02-02-08 - I receive an email 4 hours later (11:30am according to time stamp) that my order was indeed shipped on 01-31-08, but the tracking numbers were never emailed to me. I find amusing that it was shipped on 01-31-08, the day I called asking why my order was not shipped. I can only assume that my calling prompted modbargains.com to ship my order and if I had not called, it may not have shipped, but this is just conjecture. I receive a separate email with my tracking numbers (2 shipments) that same day.

02-06-08 - I received the order and notice that an item is missing. I send an email stating that there is a missing item in my order.

02-06-08 - I receive an email an hour later stating the tracking number that the item was associated to and that the tracking number states the item was delivered. Modbargains.com asks in their email "Was that part not in the package?"

02-06-08 - I respond to modbargains.com email that the ordered part was not in the package. I do not receive any response email.

02-09-08 - I send an email to modbargains.com stating again that my order is incomplete. Also, I also state in my email that the bonnet stripes I ordered are the incorrect size, the incorrect item number and I was also overcharged. I was charged for rear bonnet stripes ($41.50), but my order clearly shows the part number for front bonnet stripes (should be $31.50), but the charged amount is $41.50. I can only guess that they must have shipped me bonnet stripes for the hatch portion based on the charged amount. I ask modbargains .com to rectify the matter by

1. Correct the error in billing and credit me $10.00 for the overcharge for Item #bmw-mini-ext003.
2. Overnight Item #bmw-mini-ext003 at no charge to my address. Please use a circular shipping container to ship this item. The incorrect bonnet stripes that were shipped were placed in a square box and thoroughly creased as can be seen in the pictures attached.
3. Overnight Item #bmw-mini-ext006 at no charge to my address.

It's obviously late on Saturday and they are close, but I hope modbargains.com fixes this problem.

I'm thoroughly disappointed with my experience with this company. I'm sure plenty of folks have had good experience, but I believe I've given modbargains.com enough time to correct the situation in a timely manner.

I've attached pictures of the incorrect bonnet stripes they sent (which I also sent to them in the email I sent today).

Pictures here: http://forums.bimmerforums.com/forum/showpost.php?p=12058806&postcount=1


----------



## Rich_Jenkins (Jul 12, 2003)

Hi, one vent is fine, but cross posting is usually a :nono:

mmk?


----------



## Esteves (Sep 29, 2002)

You're right. I just got carried away and I rarely cross post.

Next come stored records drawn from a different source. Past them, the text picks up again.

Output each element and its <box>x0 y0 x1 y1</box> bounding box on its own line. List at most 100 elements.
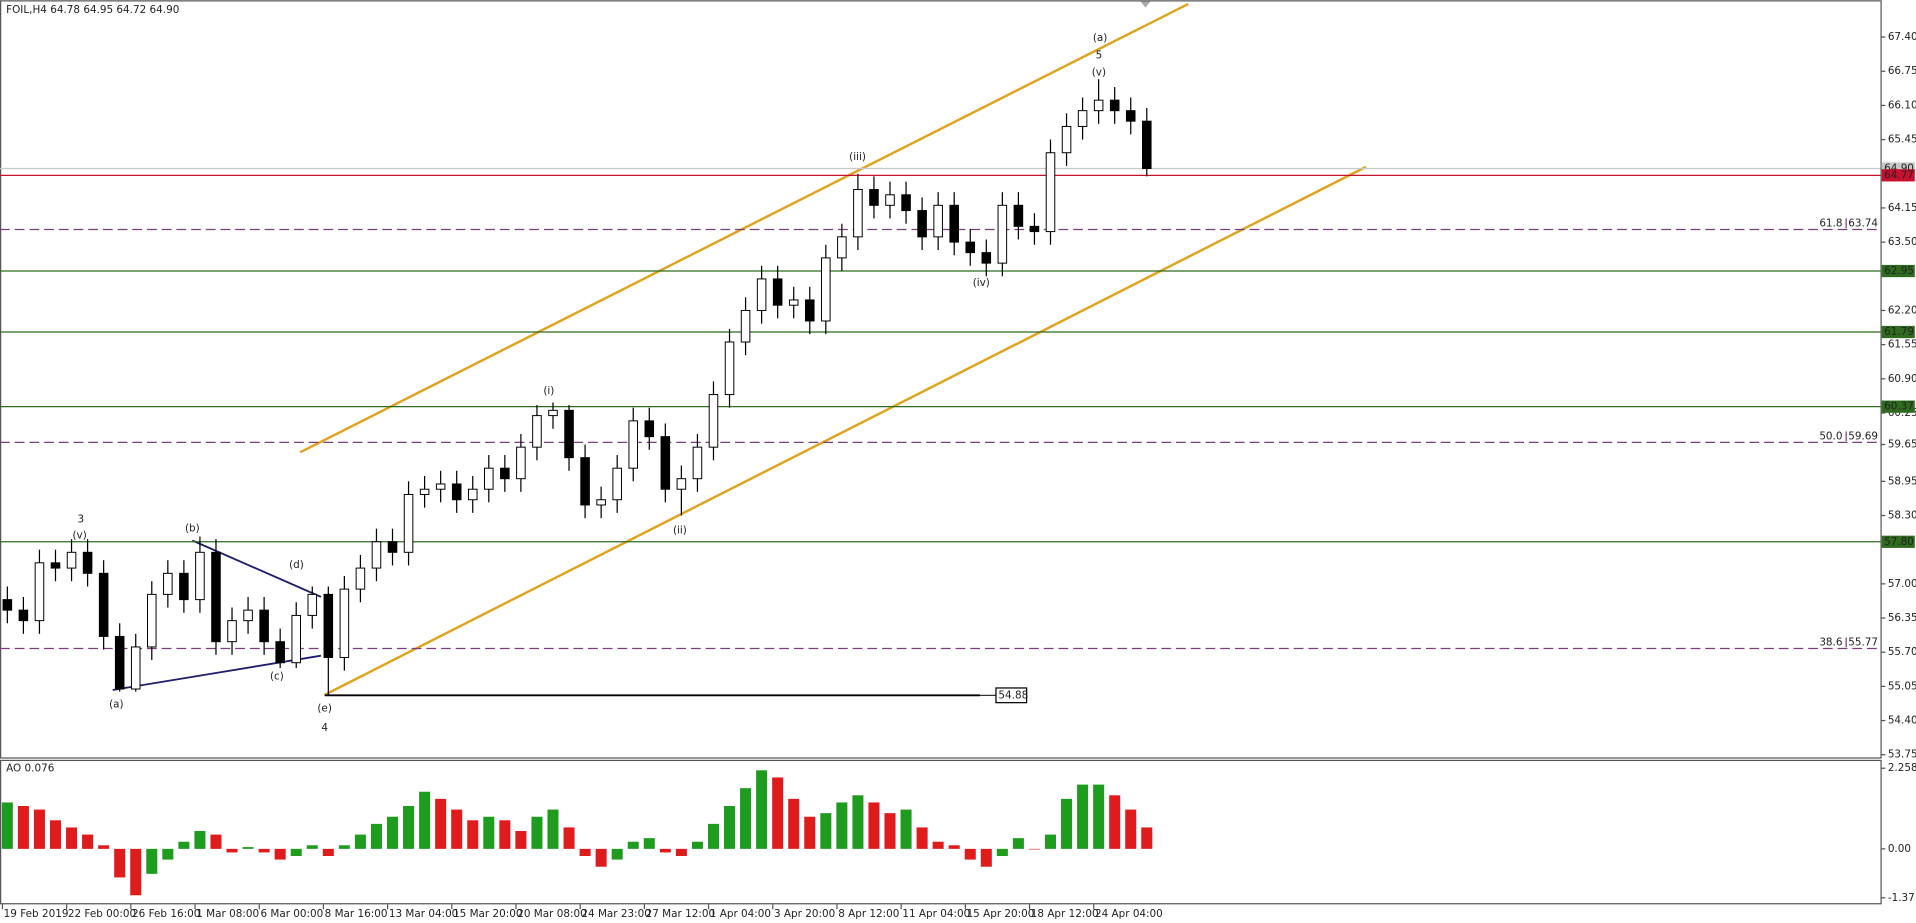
candle-body <box>339 588 350 658</box>
ao-bar <box>1109 795 1121 849</box>
x-tick-label: 19 Feb 2019 <box>4 908 69 920</box>
x-tick-label: 11 Apr 04:00 <box>902 908 970 920</box>
y-tick-label: 55.70 <box>1888 646 1916 658</box>
x-tick-label: 15 Apr 20:00 <box>967 908 1035 920</box>
candle-body <box>307 593 318 616</box>
candle-body <box>628 420 639 469</box>
candle-body <box>500 467 510 480</box>
wave-label: (e) <box>317 702 332 714</box>
candle-body <box>243 609 253 622</box>
price-box <box>1881 400 1915 413</box>
ao-bar <box>916 827 928 849</box>
candle-body <box>403 493 414 553</box>
candle-body <box>772 278 783 306</box>
candle-body <box>323 593 334 658</box>
ao-bar <box>33 809 45 849</box>
candle-body <box>1077 110 1088 127</box>
ao-bar <box>114 848 126 878</box>
ao-bar <box>611 848 623 860</box>
ao-bar <box>579 848 591 857</box>
fib-ratio: 61.8 <box>1819 217 1842 229</box>
price-box-label: 57.80 <box>1884 536 1914 548</box>
candle-body <box>114 635 125 690</box>
candle-body <box>1061 125 1072 154</box>
wave-label: (iii) <box>849 151 866 163</box>
candle-body <box>564 409 574 459</box>
y-tick-label: 58.95 <box>1888 475 1916 487</box>
y-tick-label: 54.40 <box>1888 715 1916 727</box>
ao-bar <box>210 834 222 849</box>
candle-body <box>580 457 590 506</box>
candle-body <box>724 341 735 396</box>
x-tick-label: 22 Feb 00:00 <box>68 908 136 920</box>
wave-label: (a) <box>109 699 124 711</box>
ao-bar <box>274 848 286 860</box>
candle-body <box>179 572 189 601</box>
candle-body <box>419 488 430 495</box>
ao-bar <box>996 848 1008 857</box>
candle-body <box>435 483 446 490</box>
candle-body <box>259 609 269 643</box>
ao-bar <box>1044 834 1057 849</box>
candle-body <box>1142 120 1152 169</box>
x-tick-label: 24 Mar 23:00 <box>581 908 650 920</box>
y-tick-label: 2.258 <box>1888 762 1916 774</box>
candle-body <box>660 436 671 490</box>
y-tick-label: 65.45 <box>1888 134 1916 146</box>
fib-ratio: 38.6 <box>1819 636 1842 648</box>
candle-body <box>965 241 976 254</box>
ao-bar <box>948 845 960 849</box>
y-tick-label: 67.40 <box>1888 31 1916 43</box>
x-tick-label: 27 Mar 12:00 <box>646 908 715 920</box>
x-tick-label: 3 Apr 20:00 <box>774 908 835 920</box>
candle-body <box>387 541 398 553</box>
wave-label: (ii) <box>673 525 687 537</box>
ao-bar <box>964 848 976 860</box>
candle-body <box>853 189 863 238</box>
ao-bar <box>756 770 768 849</box>
ao-bar <box>724 806 736 849</box>
candle-body <box>227 620 237 643</box>
ao-bar <box>467 820 479 849</box>
channel-upper <box>299 2 1189 454</box>
ao-bar <box>659 848 671 853</box>
ao-panel <box>0 759 1882 905</box>
ao-bar <box>515 831 527 849</box>
wave-label: (iv) <box>973 277 990 289</box>
candle-body <box>644 420 655 438</box>
ao-bar <box>691 841 703 849</box>
ao-bar <box>1077 784 1089 849</box>
y-tick-label: 63.50 <box>1888 236 1916 248</box>
ao-bar <box>1061 798 1073 849</box>
x-tick-label: 20 Mar 08:00 <box>517 908 586 920</box>
wave-label: 4 <box>321 722 328 734</box>
price-box <box>1881 169 1915 182</box>
fib-label: 63.74 <box>1848 217 1878 229</box>
candle-body <box>1109 99 1120 112</box>
y-tick-label: 53.75 <box>1888 749 1916 761</box>
candle-body <box>837 236 847 259</box>
candle-body <box>933 204 943 238</box>
candle-body <box>18 609 29 622</box>
ao-bar <box>1125 809 1137 849</box>
ao-bar <box>499 820 511 849</box>
candle-body <box>34 562 45 622</box>
x-tick-label: 18 Apr 12:00 <box>1031 908 1099 920</box>
ao-bar <box>322 848 334 857</box>
y-tick-label: 60.90 <box>1888 373 1916 385</box>
candle-body <box>66 551 77 569</box>
ao-bar <box>370 823 382 849</box>
wave-label: (c) <box>270 670 284 682</box>
chart-title: FOIL,H4 64.78 64.95 64.72 64.90 <box>6 4 179 16</box>
indicator-title: AO 0.076 <box>6 762 54 774</box>
ao-bar <box>788 798 800 849</box>
x-tick-label: 8 Mar 16:00 <box>325 908 388 920</box>
ao-bar <box>162 848 174 860</box>
candle-body <box>147 593 157 648</box>
ao-bar <box>547 809 559 849</box>
x-tick-label: 1 Apr 04:00 <box>710 908 771 920</box>
ao-bar <box>226 848 238 853</box>
ao-bar <box>435 798 447 849</box>
fib-label: 59.69 <box>1848 430 1878 442</box>
candle-body <box>2 599 13 611</box>
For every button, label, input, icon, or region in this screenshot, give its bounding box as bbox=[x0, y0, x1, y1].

I'm not a frequent violator of this unsaid rule, but I'll let the moderators decide what to do.


----------



## Esteves (Sep 29, 2002)

I've been asked by modbargains.com to discontinue this thread until the matter is resolved.

*Moderators, please delete this thread, lock down thread or whatever action you feel is appropriate.*

Once the matter is resolved, I will re-post my experience and everyone can decide for themselves how they wish to approach the matter.

In the mean time, I will continue documenting the chronology of events as they occur until the matter comes to a conclusion.

*EVERYONE* - Until the matter is resolved, please discontinue posting/responding to this thread until moderators have had time to discontinue the thread. I appreciate all responses to this thread, both support, criticisms of myself and/or modbargains.com, opinions, etc.


----------